In early 2016, the San Luis Obispo County Planning Commission will decide whether to allow the oil giant Phillips 66 to build a rail spur to bring up to five crude oil trains per week to its refinery. These mile-long oil trains will travel across California, coming within a mile of the homes of 5 million Californians. That’s 5 million Californians who would live within the designated blast zone of these highly flammable oil trains, according to ForestEthics, if this plan is approved.
The fatal 2013 Lac-Mégantic oil train disaster in Canada was an important wake-up call to the threat from oil trains carrying toxic, explosive crude oil. But even without a catastrophic derailment, oil trains continuously spew hazardous diesel exhaust and other volatile air pollutants that present a severe threat to the health and safety of our local community.
According to the environmental impact report for the Phillips 66 proposal, the project will create “significant and unavoidable” levels of air pollution, including the release of toxic sulfur dioxide and cancer-causing chemicals. Crude oil trains are among the heaviest trains on our railways and moving heavier cargo results in more diesel exhaust. CalEPA has identified 40 toxic air contaminants in diesel exhaust from these trains, including poisonous gases and particulate matter, many of which are known carcinogens.

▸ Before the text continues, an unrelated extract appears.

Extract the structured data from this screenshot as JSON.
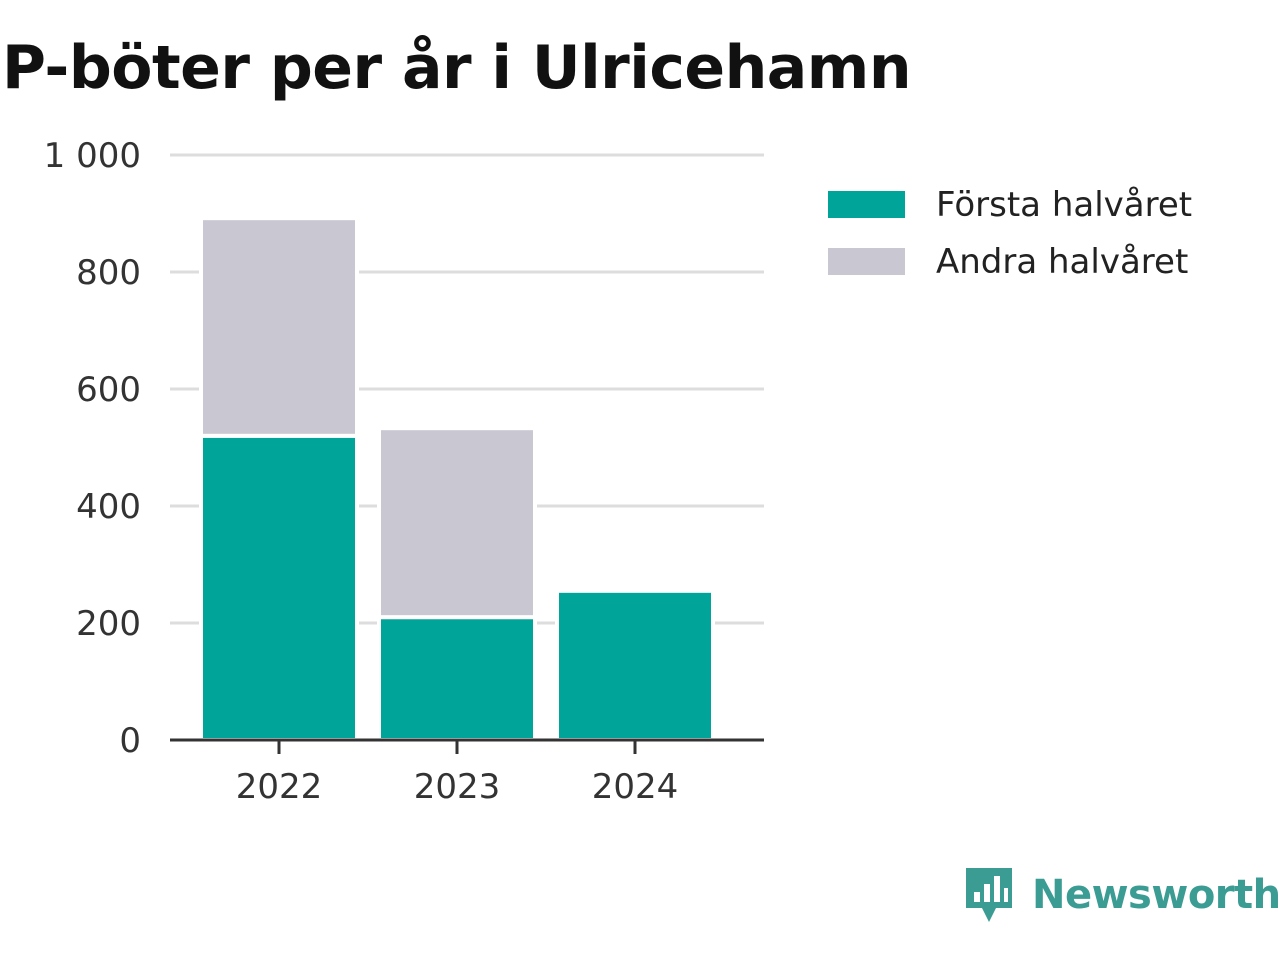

Furthermore, we know that particulate matter produces tiny particles that can penetrate deep into the lungs, which is unsafe for everyone, but particularly to children whose bodies and brains are still developing. The long-term effects of exposure to particulate matter include decreased lung function, asthma, and increased deaths from lung and heart disease.
Less studied are the fugitive emissions from these trains, poisonous gases that vaporize out of crude oil and are vented into the atmosphere as these trains roll down the tracks through our state. The toxic compounds emitted from tank cars — like hydrogen sulfide, benzene and toluene — pose serious inhalation hazards that can lead to respiratory disease for those along the route. Given the vast quantities of oil on these trains, release of these pollutants is a danger that cannot be ignored.

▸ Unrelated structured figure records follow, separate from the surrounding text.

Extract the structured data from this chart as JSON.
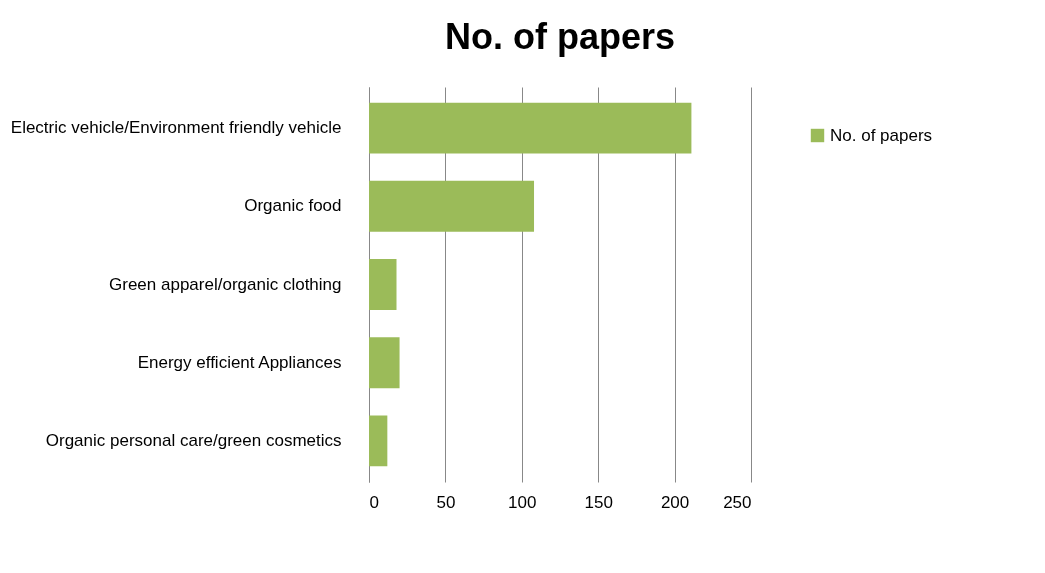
{
  "chart_data": {
    "type": "bar",
    "orientation": "horizontal",
    "title": "No. of papers",
    "categories": [
      "Electric vehicle/Environment friendly vehicle",
      "Organic food",
      "Green apparel/organic clothing",
      "Energy efficient Appliances",
      "Organic personal care/green cosmetics"
    ],
    "series": [
      {
        "name": "No. of papers",
        "color": "#9bbb59",
        "values": [
          211,
          108,
          18,
          20,
          12
        ]
      }
    ],
    "xlim": [
      0,
      250
    ],
    "xticks": [
      0,
      50,
      100,
      150,
      200,
      250
    ],
    "grid": "x",
    "legend": "right"
  }
}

It is clear to me that oil transported by these dangerous freight trains traveling through our communities is simply not worth the risk to the health and safety of SLO residents. At a time when heart and lung disease are among the leading causes of death in our country and far too many children struggle daily with asthma and other respiratory ailments, we must do all that we can to reduce and prevent the impact of these diseases.

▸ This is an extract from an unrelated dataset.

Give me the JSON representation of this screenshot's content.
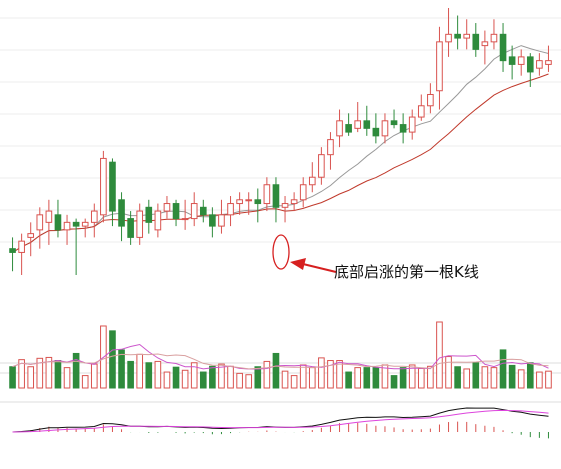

On Thursday and Friday, the Planning Commission will hold the first public hearing on the Phillips 66 crude oil train project. Planning Commission staff recommends the permit be denied. Twenty California school boards and the national and California teachers associations oppose the project. The California Nurses Association opposes the project. I oppose this project. For the health and safety of all our children and communities more broadly, we must reject the Phillips 66 oil train proposal.
Lois Capps, D-Santa Barbara, represents the 24th Congressional District, which includes San Luis Obispo County.